I buttered every roll in the bread basket until one shot out of my hand and landed on the floor. I plucked the petals from all the radish roses on my salad and cut my salmon steak into pieces tinier than Pam’s black widow tattoo. I had hardly eaten a thing, but I wanted to throw up. Finally, when I could stand it no longer, I decided to take desperate measures.

“Leonard, honey,” I whined. “I’m real tired. Don’cha think we can go back to our room now? Baby will rub Snookum’s wittle back.”

The three of them turned and stared at me as if I had suddenly transported from the planet Zarcon.

I stood up and sauntered slowly towards Bert with the sexiest walk I could muster. Unfortunately, the buttered bread I dropped on the floor earlier had rolled out from under the table and lay in the path of my right foot. The next few humiliating minutes of my life probably provided the two women with several months of amusing dinner party conversation. It afforded Bert a knee-slapping belly laugh right on the spot.
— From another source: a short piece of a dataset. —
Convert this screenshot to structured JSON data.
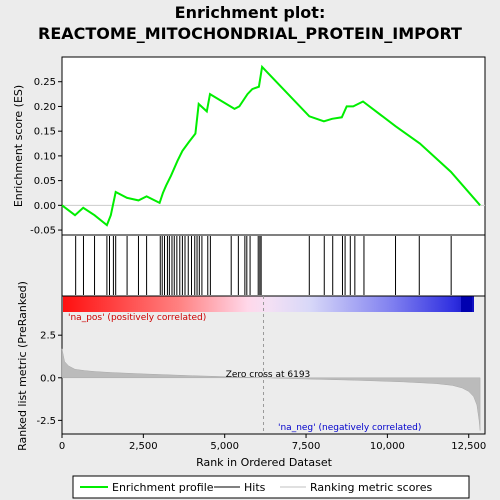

My right foot shot out in front of me, but the left lagged a few seconds behind. I was never very flexible, yet somehow I found myself doing something I had only seen twelve-year-old gymnasts do. In the process, my dress hiked up over my hips and exposed the Winnie the Pooh underwear Cassie had given me last Christmas.

I tried desperately to get to my feet, but the butter on the bottom of my boot, coupled with the highly polished wood floor, gave me no purchase. Pam stared in horrified disbelief as I scooted my white-cottoned, lace-edged butt over to the table and hauled myself up. I jerked my skirt back down over my rear end and grabbed Cassie’s cape. I didn’t wait for the elevator. Instead, I flung the door to the stairwell open and ran down all fifteen flights.

I waited in Bert’s car in the parking lot for another hour. When he finally climbed in beside me, I was shivering from the cold. He took one look at the fury in my eyes and didn’t say a word. We drove all the way back home in absolute silence.